Aku langsung menghubungi Aura karena gaunnya yang sepertinya sangat sempit jika ku pakai.
"Halo,"
"Tumben nelpon? Ada apa? Oh iya, Lo udah liatkan gaunnya?"
"Nah itu masalahnya!"
"Kenapa? Gaunnya robek ya?"
"Gaunnya mah memang udah robek dari sononya," ucapku.
"Masalahnya adalah gaunnya kayaknya kesempitan deh sama aku," ucapku.
"Masa iya sih? Padahal aku udah nyesuain sama ukuran kamu kok?"
"Iya, kalau gue make kayak gini, lekuk badan gue keliatan banget,"
"Ya ampun, gaunnya memang kayak gitu! Modelnya ketat dan ngepas di badan biar yang make keliatan body sexy nya," ungkap Aura.
"Itu tuh gaun yang lagi trend sekarang!"
"Hah, ya udah deh!"
"Oh iya, Lo sekarang ada dimana?" tanya tanyaku.
"Lagi di salon, biasalah buat persiapan nanti malam," ungkapnya.
"Oh yaudah kalau gitu sampai ketemu nanti malam ya," aku menutup telpon.
Malam harinya, aku selesai berdandan dan lihat diriku yang sangat cantik dan juga sexy.
"Omg, ternyata body gue bagus banget! Cocok banget sama dress ini,"
"Omo, sexy banget!" ucapku.
Sebelum pergi aku bergaya dulu di depan kaca. Aku bahkan bergaya bak model dengan memamerkan pah4 mulusnya.

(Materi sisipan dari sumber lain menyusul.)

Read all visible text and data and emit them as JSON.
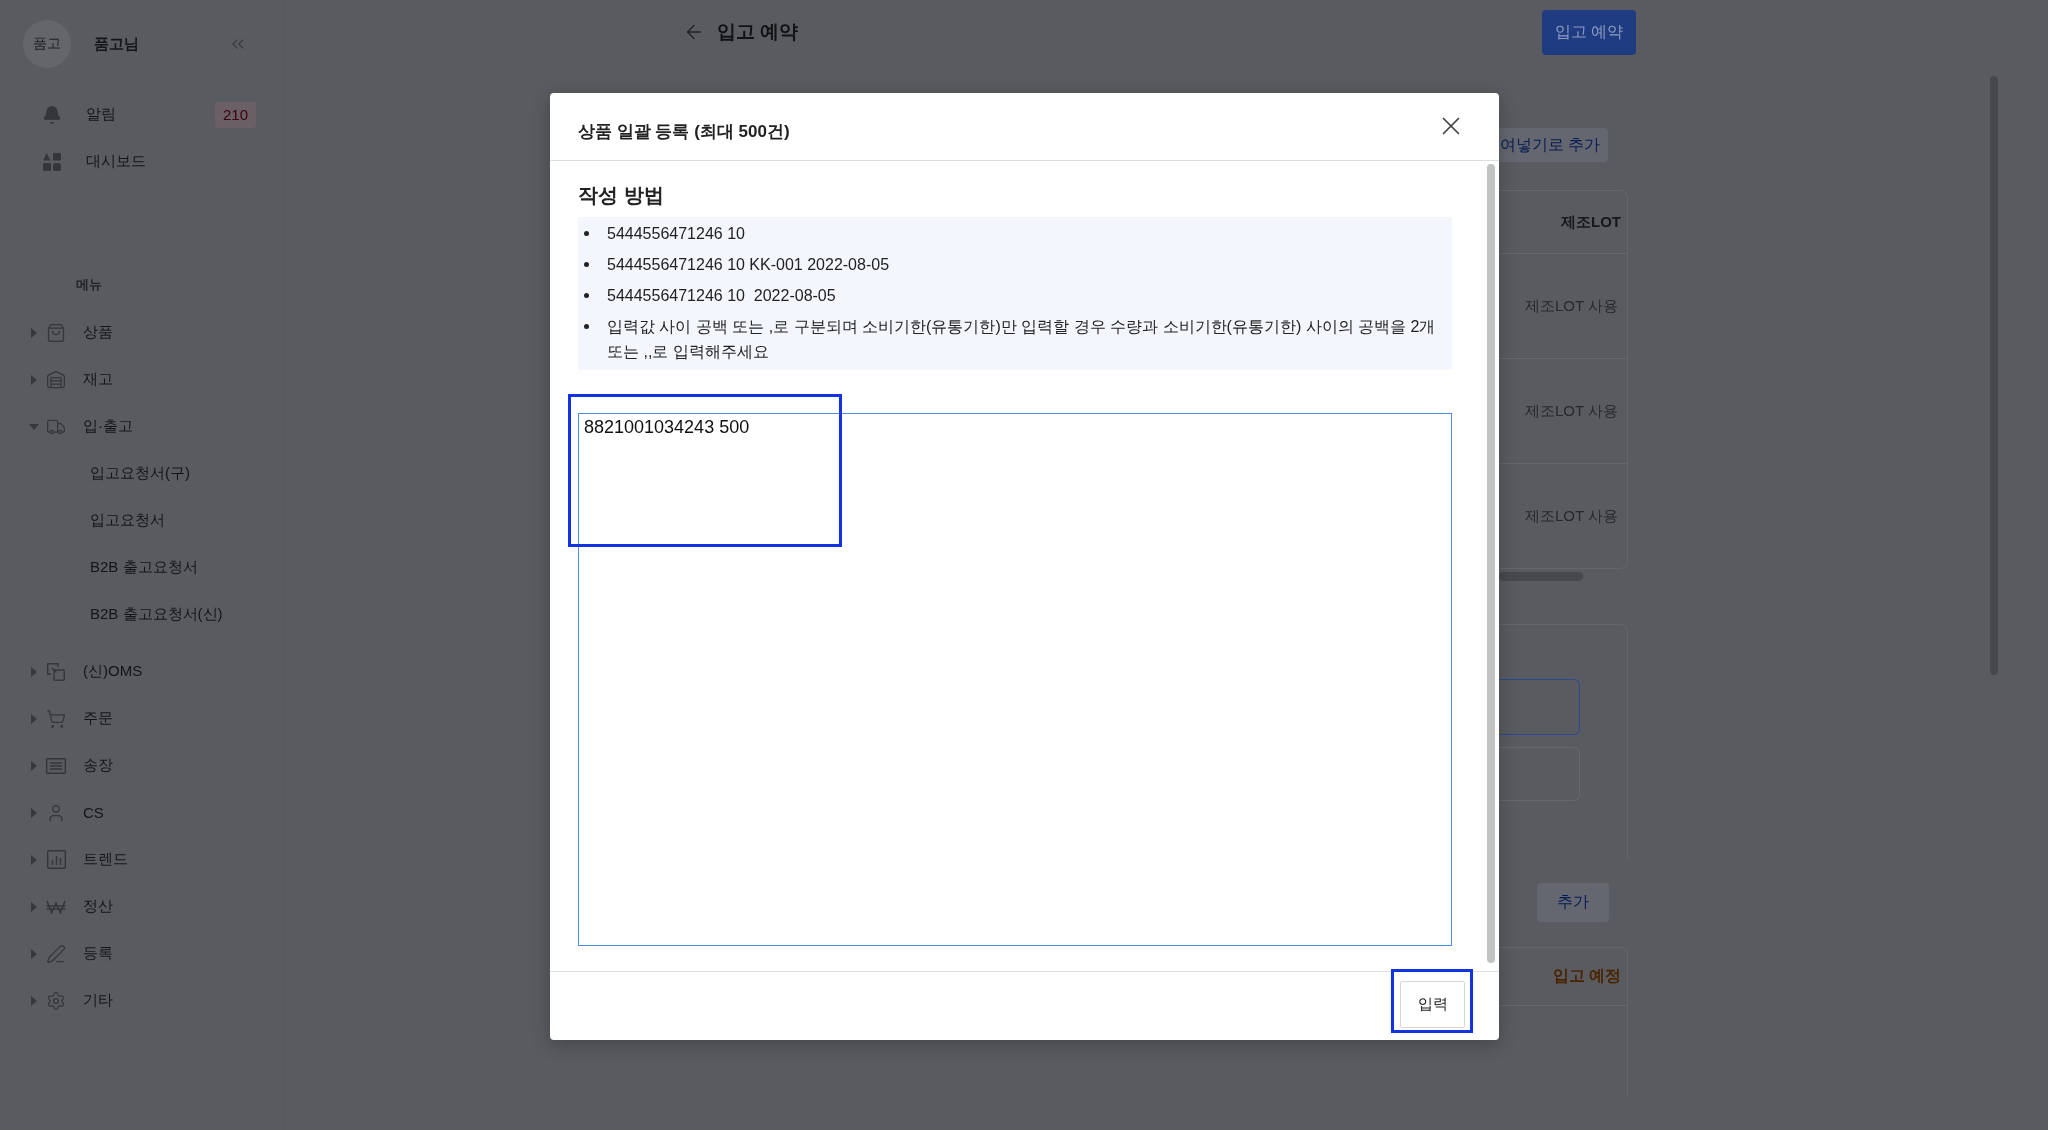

Setelah selesai bergaya, Naura menyabet tasnya dan keluar dari kamarnya.
Dia keluar dengan percaya diri. Dengan rambut yang ia gerbang dan di beri sedikit hiasan, menggunakan satin maxi dress yang membuatnya tampak sexy, heels yang tidak terlalu tinggi yang ujungnya lancip dan tas mewah yang di bawanya membuatnya tampak lebih dewasa dari sebelumnya.

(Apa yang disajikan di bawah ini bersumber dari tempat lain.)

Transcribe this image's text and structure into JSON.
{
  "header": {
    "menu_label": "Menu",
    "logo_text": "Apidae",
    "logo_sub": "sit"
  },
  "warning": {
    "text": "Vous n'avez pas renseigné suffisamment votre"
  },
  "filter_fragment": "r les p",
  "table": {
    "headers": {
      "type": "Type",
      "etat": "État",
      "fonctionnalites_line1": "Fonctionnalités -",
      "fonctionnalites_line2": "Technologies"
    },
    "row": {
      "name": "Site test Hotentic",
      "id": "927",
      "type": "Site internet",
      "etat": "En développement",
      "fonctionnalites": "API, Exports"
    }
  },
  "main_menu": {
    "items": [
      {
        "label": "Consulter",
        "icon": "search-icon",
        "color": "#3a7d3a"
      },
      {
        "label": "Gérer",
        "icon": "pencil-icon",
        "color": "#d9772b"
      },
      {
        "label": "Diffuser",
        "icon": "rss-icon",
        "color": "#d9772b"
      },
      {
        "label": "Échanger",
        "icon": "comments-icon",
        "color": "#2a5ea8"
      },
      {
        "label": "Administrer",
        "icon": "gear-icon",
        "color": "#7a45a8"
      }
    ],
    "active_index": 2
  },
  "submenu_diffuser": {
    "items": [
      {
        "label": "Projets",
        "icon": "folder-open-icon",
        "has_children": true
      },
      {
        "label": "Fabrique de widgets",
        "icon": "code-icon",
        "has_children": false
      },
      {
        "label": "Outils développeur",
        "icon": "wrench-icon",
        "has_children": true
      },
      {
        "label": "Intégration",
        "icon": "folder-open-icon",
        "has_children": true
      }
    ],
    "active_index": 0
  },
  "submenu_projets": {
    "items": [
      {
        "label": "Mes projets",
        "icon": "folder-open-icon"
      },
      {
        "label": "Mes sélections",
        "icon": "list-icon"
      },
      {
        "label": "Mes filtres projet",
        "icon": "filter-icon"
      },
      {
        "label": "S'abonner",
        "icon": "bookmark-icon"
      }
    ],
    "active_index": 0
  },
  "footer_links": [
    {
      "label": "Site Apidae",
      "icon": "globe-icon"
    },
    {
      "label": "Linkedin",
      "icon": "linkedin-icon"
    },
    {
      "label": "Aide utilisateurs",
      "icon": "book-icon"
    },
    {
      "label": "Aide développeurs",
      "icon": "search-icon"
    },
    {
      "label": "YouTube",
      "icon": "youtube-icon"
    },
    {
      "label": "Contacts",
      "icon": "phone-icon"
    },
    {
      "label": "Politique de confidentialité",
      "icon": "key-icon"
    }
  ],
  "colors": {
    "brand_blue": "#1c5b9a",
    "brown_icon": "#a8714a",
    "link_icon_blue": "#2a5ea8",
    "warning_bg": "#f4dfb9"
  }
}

Dari ruang tamu terlihat beberapa bodyguard menunggu.
"Ayo kita berangkat sekarang," ucapku.
"Tunggu nona,"
"Kenapa?"
"Tuan belum turun dari atas,"
"Hah?"
Tap!
Tap!
Tap!
Revandra turun dari anak tangga. Naura di buat terpesona melihat ketampanannya yang super unreal. Bahkan aku tidak bisa mengalihkan pandangan darinya hingga dia berada tepat di depanku.
Dia mencubit pipiku saat aku terbengong melihat penampilan yang belum pernah aku lihat.
Bagaimana tidak, pesona dia saat memakai kacamata membuatnya tampak lebih tampan dan lebih dewasa seperti orang baik.
"Aww," aku kesakitan.
"Kenapa melihatku seperti itu?" tanyanya.
"Gak ada,"
"Tunggu, kamu mau kemana?" tanyaku.
"Aku mau ke pernikahan temanmu,"
"Apa? Emangnya kamu di undang?" tanyaku.
"Menurutmu?"
"Tapi kok bisa?" tanyaku penasaran.
"Tidak perlu tau tengah itu! Ngomong-ngomong malam ini kau terlihat sangat berbeda,"
"Apaan sih?"
Revandra melihatku dari atas sampai bawah.
"Ngapain lihat-lihat?" tanyaku jutek.
"Kau yakin akan memakai dress seperti ini?"
"Iya, ini tuh dress Bridesmaid yang di kasih sama Aura, ya kali gak aku pakai," ucapku.
"Kau tidak takut?" Revandra mendekat.
"Takut apaan?" tanyaku.
"Bagaimana jika ada yang terg0da karena kau berpakaian seperti ini?" tanyanya mulai membuatku agak merinding.
"Hah, gak mungkin! Lagian banyak kok yang make dress lebih sexy dari aku, jadi gak mungkin," ucapku.
Dia membuatku kaget karena tiba-tiba menggendongku.
"Ayo kita berangkat sekarang," ajaknya dengan senyuman smirk.
"Revandra, apa-apaan sih? Main gendong aja? Turunin, aku bukan anak kecil," omelku.
Lagi-lagi dia tidak mendengarkan dan memasukkan ku kedalam mobil. Revandra menyetir mobil sportnya sendiri sedangkan anak buahnya mengikuti dari belakang.
Mereka berangkat ke tempat acara pernikahan di adakan. Dia memacu mobilnya dengan kecepatan normal.
"Huh, kenapa sama dia lagi sih?" aku sedikit kesal karena harus pergi bersamanya.